Since this toolset is designed to do almost anything, it has some issues when doing everything. Take unicode conversions. As part of the migration, we are changing all the text fields to unicode equivalents – basically CHAR(3) becomes NCHAR(3). But since SSBIS does all this fun stuff in managed code, it sees these two types as being cosmically different, thus we have to add in a extra step to convert to unicode. However, at the database level, you can just directly insert a CHAR into a NCHAR without an explicit casting. Anyhow – it’s just an extra step that seems like a waste of time.

Another issue is that the error messaging is feeble at best. When something fails, it will let you know that it failed, and a whole bunch about the internal state of things, but almost nothing about WHY it failed – as in what value in the data caused the failure. Interesting, but not useful.

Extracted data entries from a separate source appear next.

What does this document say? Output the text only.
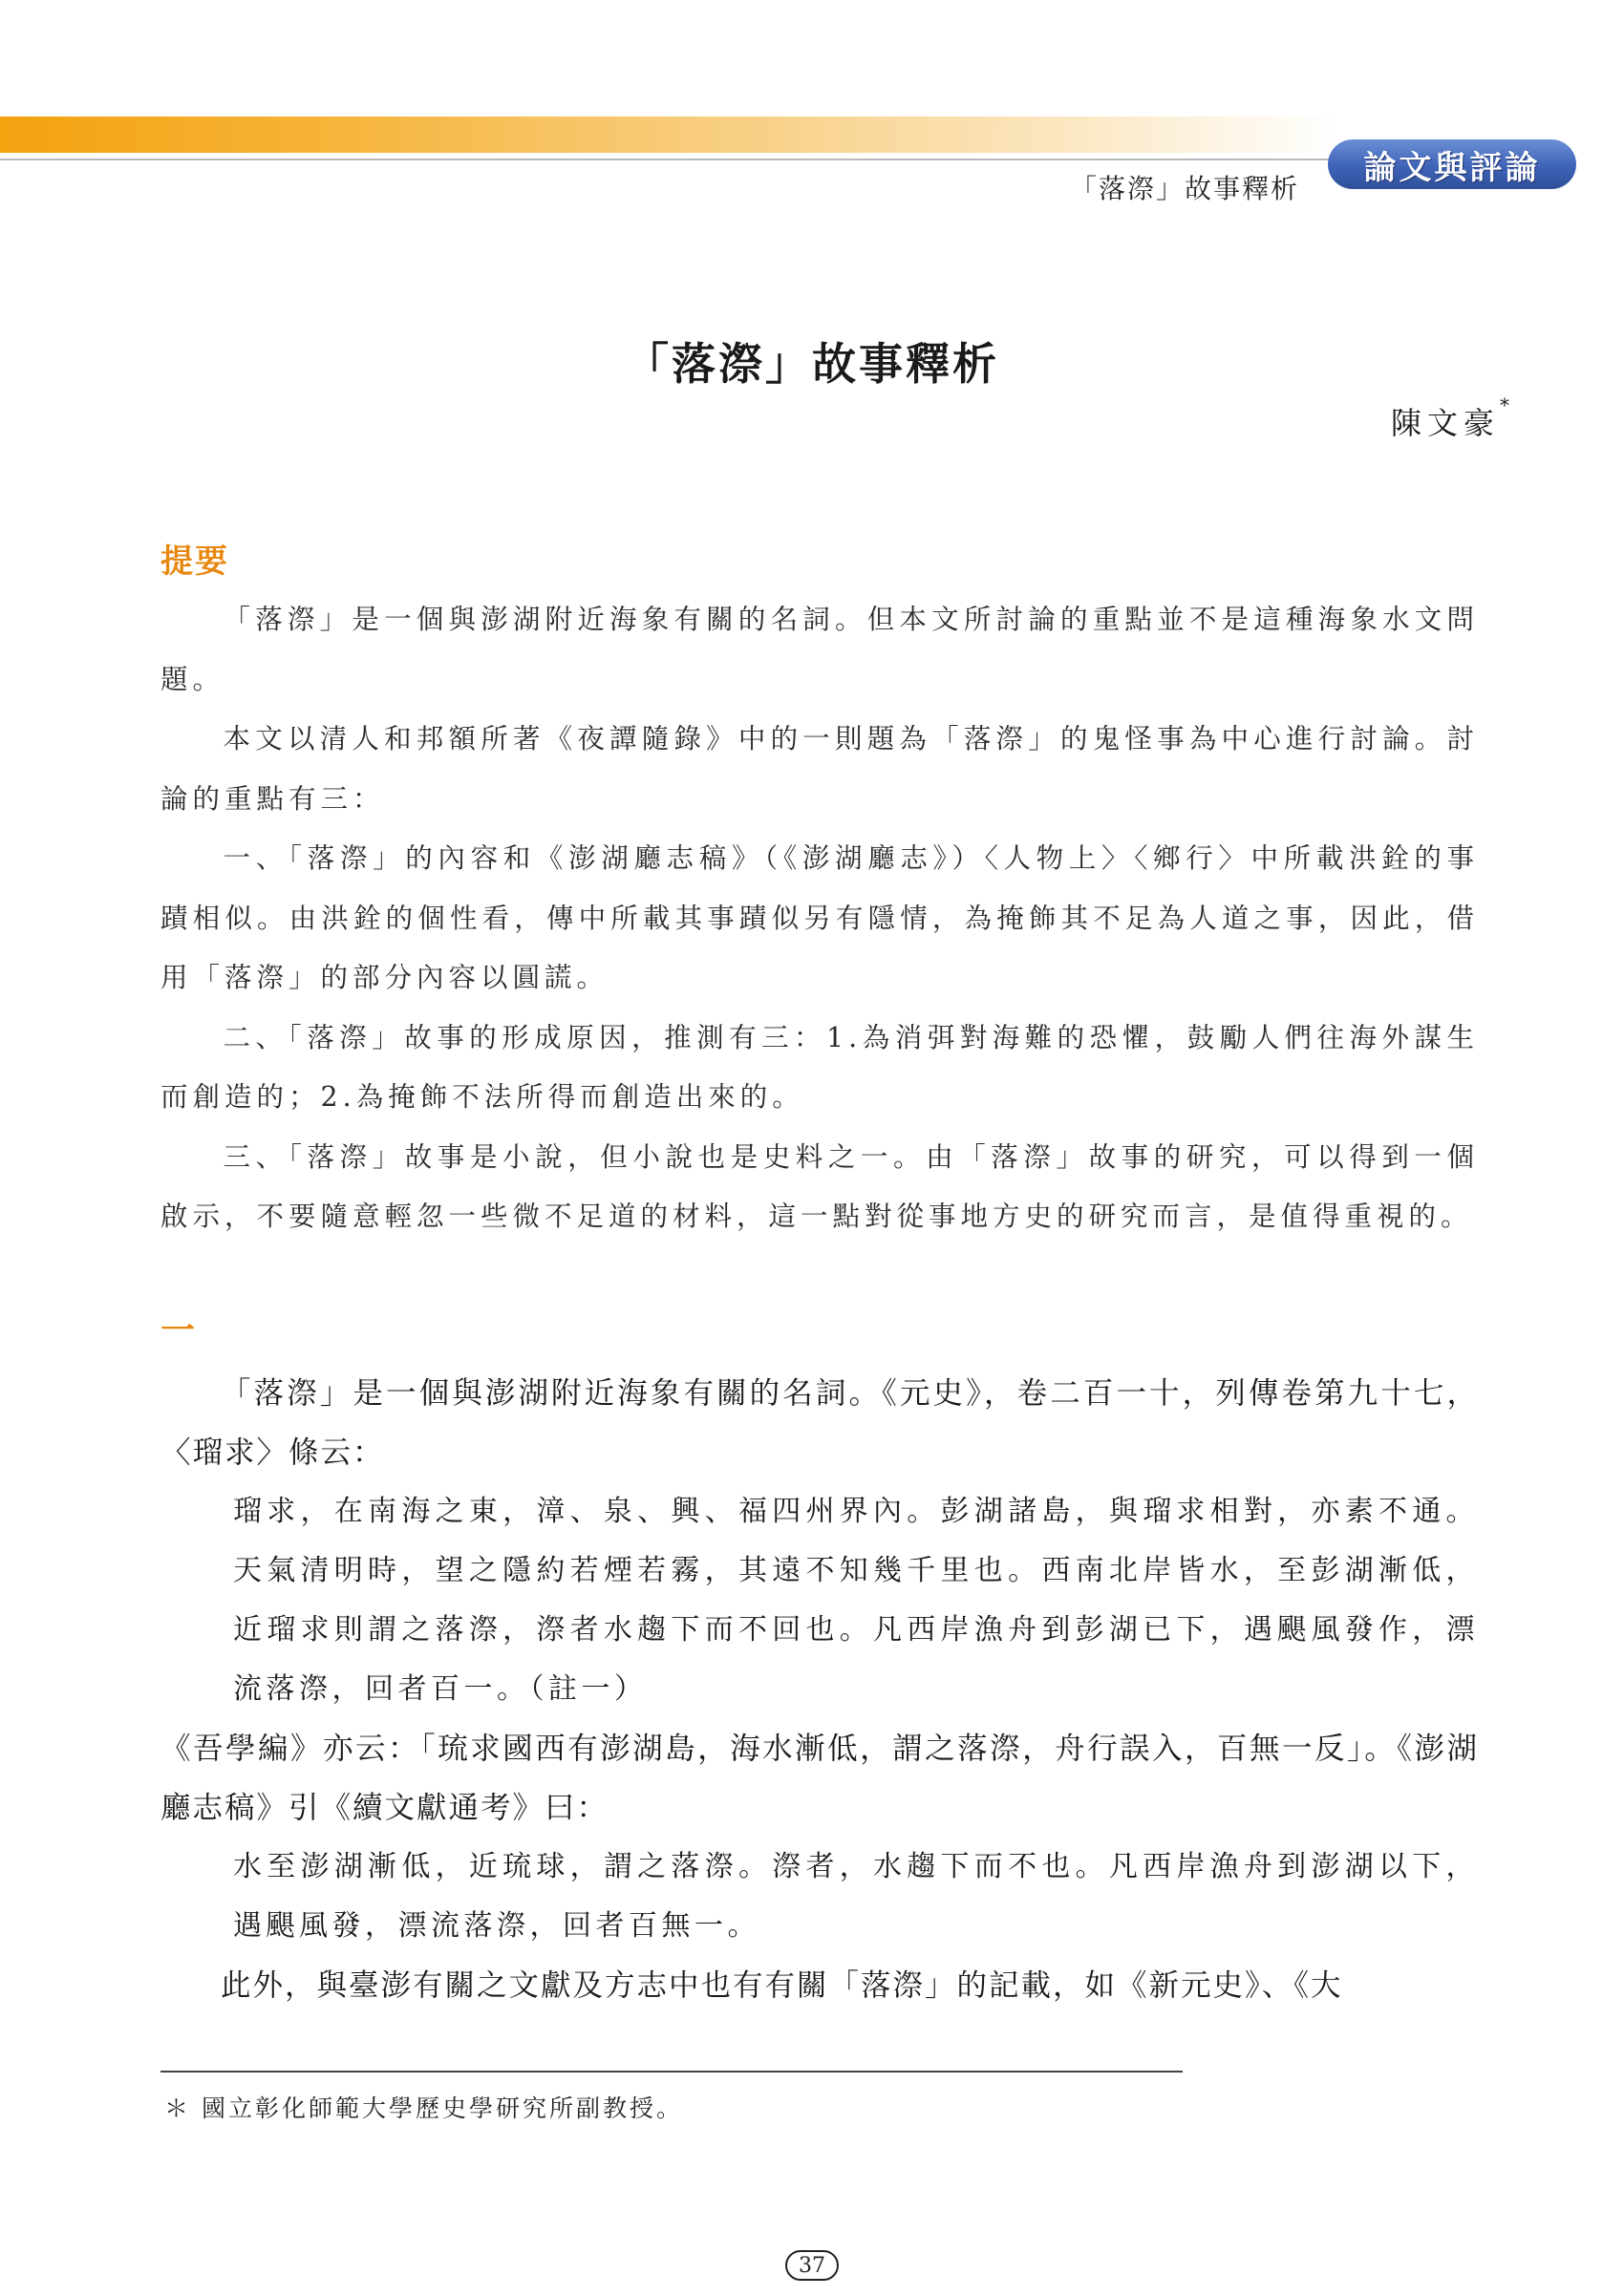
「落漈」故事釋析
論文與評論
「落漈」故事釋析
陳文豪*
提要

「落漈」是一個與澎湖附近海象有關的名詞。但本文所討論的重點並不是這種海象水文問題。

本文以清人和邦額所著《夜譚隨錄》中的一則題為「落漈」的鬼怪事為中心進行討論。討論的重點有三：

一、「落漈」的內容和《澎湖廳志稿》（《澎湖廳志》）〈人物上〉〈鄉行〉中所載洪銓的事蹟相似。由洪銓的個性看，傳中所載其事蹟似另有隱情，為掩飾其不足為人道之事，因此，借用「落漈」的部分內容以圓謊。

二、「落漈」故事的形成原因，推測有三：1.為消弭對海難的恐懼，鼓勵人們往海外謀生而創造的；2.為掩飾不法所得而創造出來的。

三、「落漈」故事是小說，但小說也是史料之一。由「落漈」故事的研究，可以得到一個啟示，不要隨意輕忽一些微不足道的材料，這一點對從事地方史的研究而言，是值得重視的。

一

「落漈」是一個與澎湖附近海象有關的名詞。《元史》，卷二百一十，列傳卷第九十七，〈瑠求〉條云：

瑠求，在南海之東，漳、泉、興、福四州界內。彭湖諸島，與瑠求相對，亦素不通。天氣清明時，望之隱約若煙若霧，其遠不知幾千里也。西南北岸皆水，至彭湖漸低，近瑠求則謂之落漈，漈者水趨下而不回也。凡西岸漁舟到彭湖已下，遇颶風發作，漂流落漈，回者百一。（註一）

《吾學編》亦云：「琉求國西有澎湖島，海水漸低，謂之落漈，舟行誤入，百無一反」。《澎湖廳志稿》引《續文獻通考》曰：

水至澎湖漸低，近琉球，謂之落漈。漈者，水趨下而不也。凡西岸漁舟到澎湖以下，遇颶風發，漂流落漈，回者百無一。

此外，與臺澎有關之文獻及方志中也有有關「落漈」的記載，如《新元史》、《大

＊ 國立彰化師範大學歷史學研究所副教授。
37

In addition, it seems that the packages fail randomly. Some days it works flawlessly, the next day it fails. The source data has not changed, and we wipe out the target data, so your guess is as good as mine as to why this occurs. Sunspots? Air Pressure? Who knows, but it does not inspire a whole lot of confidence.

The final issue I had was that while Brian Noyle and I both have the same version of this tool on our systems, we can not open the packages on each other’s systems. We are not sure why, but it’s problematic. I will say that we are using the SQL 2005 version of this tool, and apparently there is a SQL2008 / Visual Studio 2008 version is also available, so that may be better.

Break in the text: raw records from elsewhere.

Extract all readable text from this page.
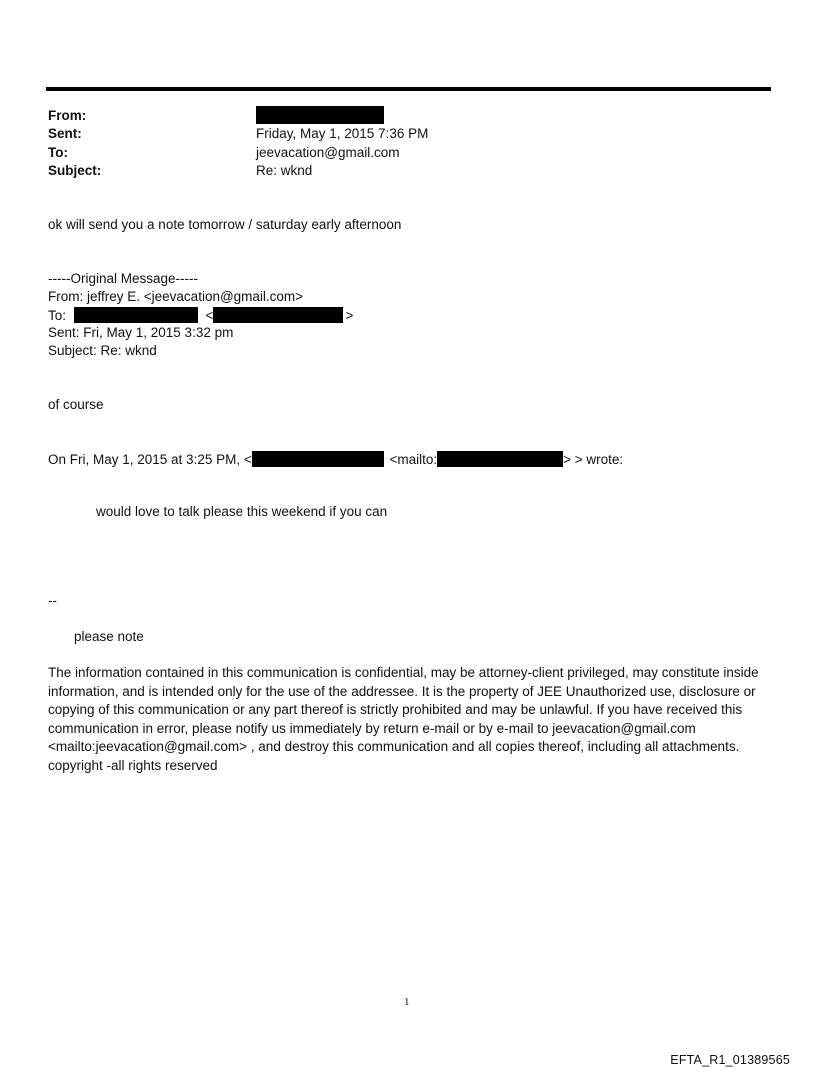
From:
Sent:	Friday, May 1, 2015 7:36 PM
To:	jeevacation@gmail.com
Subject:	Re: wknd
ok will send you a note tomorrow / saturday early afternoon
-----Original Message-----
From: jeffrey E. <jeevacation@gmail.com>
To:	<	>
Sent: Fri, May 1, 2015 3:32 pm
Subject: Re: wknd
of course
On Fri, May 1, 2015 at 3:25 PM, <	<mailto:	> > wrote:
would love to talk please this weekend if you can
--
please note
The information contained in this communication is confidential, may be attorney-client privileged, may constitute inside information, and is intended only for the use of the addressee. It is the property of JEE Unauthorized use, disclosure or copying of this communication or any part thereof is strictly prohibited and may be unlawful. If you have received this communication in error, please notify us immediately by return e-mail or by e-mail to jeevacation@gmail.com <mailto:jeevacation@gmail.com> , and destroy this communication and all copies thereof, including all attachments. copyright -all rights reserved
1
EFTA_R1_01389565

So I decided to check out my other option…

Raw SQL

Yep, hand coded(ish) raw SQL. I was concerned that this would be a giant time-suck, and be really painful, but it was not too bad. Will say that for those who don’t speak fluent SQL this is going to be much harder than SSBIS. Interestingly it turned out to be about the same amount of effort, but with some definite up-sides.

First, much of what I was doing was “templatable” – at a high-level, I’m really just creating a new table from an old one, changing the field names to something readable, doing the CHAR –> NCHAR change, and more or less copying the data over. And doing the same for associated lookup tables. This is my empty template…

-------------------------------------------------------
-- IMPORT-<TABLENAME>.sql
-------------------------------------------------------

use <TARGETDB>

-- ==================================
-- Load Lookup Tables
-- ==================================
IF  EXISTS (SELECT * FROM sys.objects WHERE object_id = OBJECT_ID(N'[dbo].<LUTNAME>') AND type in (N'U'))
    drop table <LUTNAME>
select lkp_key as <LUTNAME>_Code, lkp_Value as <LUTNAME>
into <LUTNAME>
from <OLDLUTNAME>
alter table <LUTNAME> add CONSTRAINT [PK_<LUTNAME>] PRIMARY KEY CLUSTERED (<LUTNAME>_Code ASC )

-- ==================================
-- Load Data Table
-- ==================================
IF  EXISTS (SELECT * FROM sys.objects WHERE object_id = OBJECT_ID(N'[dbo].<TABLENAME>') AND type in (N'U'))
    drop table <TABLENAME>
CREATE TABLE <TABLENAME>(
    ... FIELDS ...

PRIMARY KEY CLUSTERED
(
    [TABLENAME_ID] ASC
)WITH (PAD_INDEX  = OFF, STATISTICS_NORECOMPUTE  = OFF, IGNORE_DUP_KEY = OFF,
ALLOW_ROW_LOCKS  = ON, ALLOW_PAGE_LOCKS  = ON) ON [PRIMARY]
) ON [PRIMARY]

I recreate the constraints in a separate master-blaster script.

The upsides with using SQL is that it’s wicked fast to execute, you have complete control, and when something fails, it gives you a very direct message… and it looks really bad ass when you’ve got three instances of SQL Management Studio open with all sorts of data/scripts up ;-)

3-sql

(click for full size)

Have fun with your data migrations!

Comments (1)

Nice blog, Dave. Also, have you looked at SQL Server’s BCP utility? It’s older, but pretty flexible (similar to Oracle’s SQL Loader). Once you get the hang of it, it’s pretty handy for things like this. No gui, so it’s nice for building scheduled tasks to import or export nightly with SQL Server.

Anyway, just thought I’d mention it in case you were unaware.